Aurel’s multi-award-winning animated debut film Josep featured at Summerhall on January 30 and February 6 as part of the French Film Festival UK.

Introduced by the director of CinemaAttic and Catalan Film Festival Rafael Cueto in the small theatre of no more than 30 people, it made for an intimate viewing befitting to the emotional content and format of the film.

While this semi-biographical film may be told from the fictionalized perspective of a dying gendarme to his at first disinterested grandson, Catalan political cartoonist and exile Josep Bartolí experiences in French and Gestapo internment camps are genuine.

After fighting in Spanish Civil War, Josep flees Franco’s regime to France, and public opinion about Spanish refugees in the country is not on his side. Separated from his pregnant fiancé who we later learn died in a Nazi bombing of her train, Josep poignantly captures the reality, abuse and injustices he experiences and witnesses during internment on pencil and paper, which feature in with Aurel’s own reimagining of Josep’s tale.

After Josep escapes – twice – he ends up in Mexico where he meets Frida Kahlo, who had made a cameo earlier in the film in one of the moments where Aurel blends reality and dream-like fantasy, and publishes them in Campos de concentración, which you can still find in print today.

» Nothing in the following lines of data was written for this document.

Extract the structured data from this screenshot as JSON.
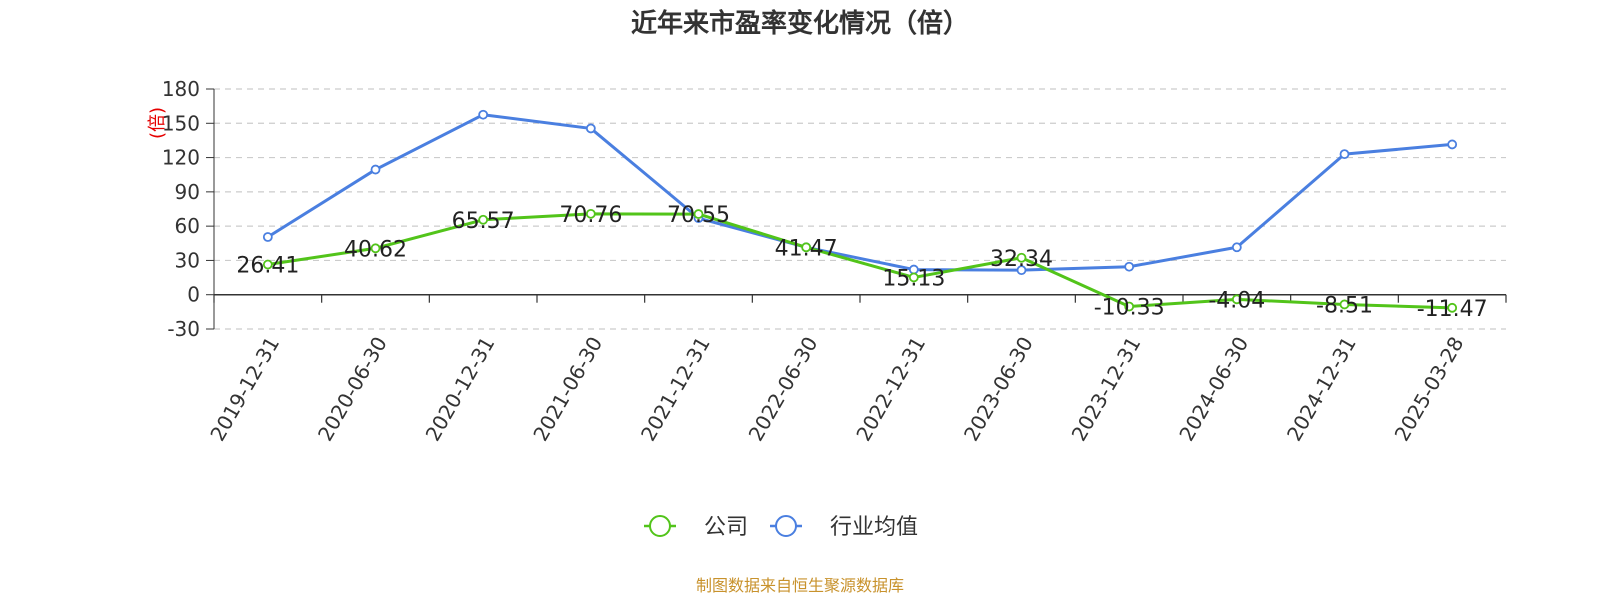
{
  "chart_data": {
    "type": "line",
    "title": "近年来市盈率变化情况（倍）",
    "ylabel": "(倍)",
    "ylim": [
      -30,
      180
    ],
    "yticks": [
      -30,
      0,
      30,
      60,
      90,
      120,
      150,
      180
    ],
    "grid": true,
    "legend_position": "bottom",
    "categories": [
      "2019-12-31",
      "2020-06-30",
      "2020-12-31",
      "2021-06-30",
      "2021-12-31",
      "2022-06-30",
      "2022-12-31",
      "2023-06-30",
      "2023-12-31",
      "2024-06-30",
      "2024-12-31",
      "2025-03-28"
    ],
    "series": [
      {
        "name": "公司",
        "color": "#52c41a",
        "values": [
          26.41,
          40.62,
          65.57,
          70.76,
          70.55,
          41.47,
          15.13,
          32.34,
          -10.33,
          -4.04,
          -8.51,
          -11.47
        ],
        "labels": [
          "26.41",
          "40.62",
          "65.57",
          "70.76",
          "70.55",
          "41.47",
          "15.13",
          "32.34",
          "-10.33",
          "-4.04",
          "-8.51",
          "-11.47"
        ]
      },
      {
        "name": "行业均值",
        "color": "#4a7fe0",
        "values": [
          50.5,
          109.5,
          157.5,
          145.5,
          67.0,
          41.5,
          22.0,
          21.5,
          24.5,
          41.5,
          123.0,
          131.5
        ]
      }
    ]
  },
  "source_note": "制图数据来自恒生聚源数据库"
}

An all-altogether moving film whose deliberate use of colour with hints of magical realism and humour contrast with the grotesque nature of others to evoke conflicting emotions.

Especially when combined with the harrowing reality of abuse, starvation and deprivation experienced by Josep and indeed all those forced into internment camps, and his rather colourful – literally in this animation – life afterwards.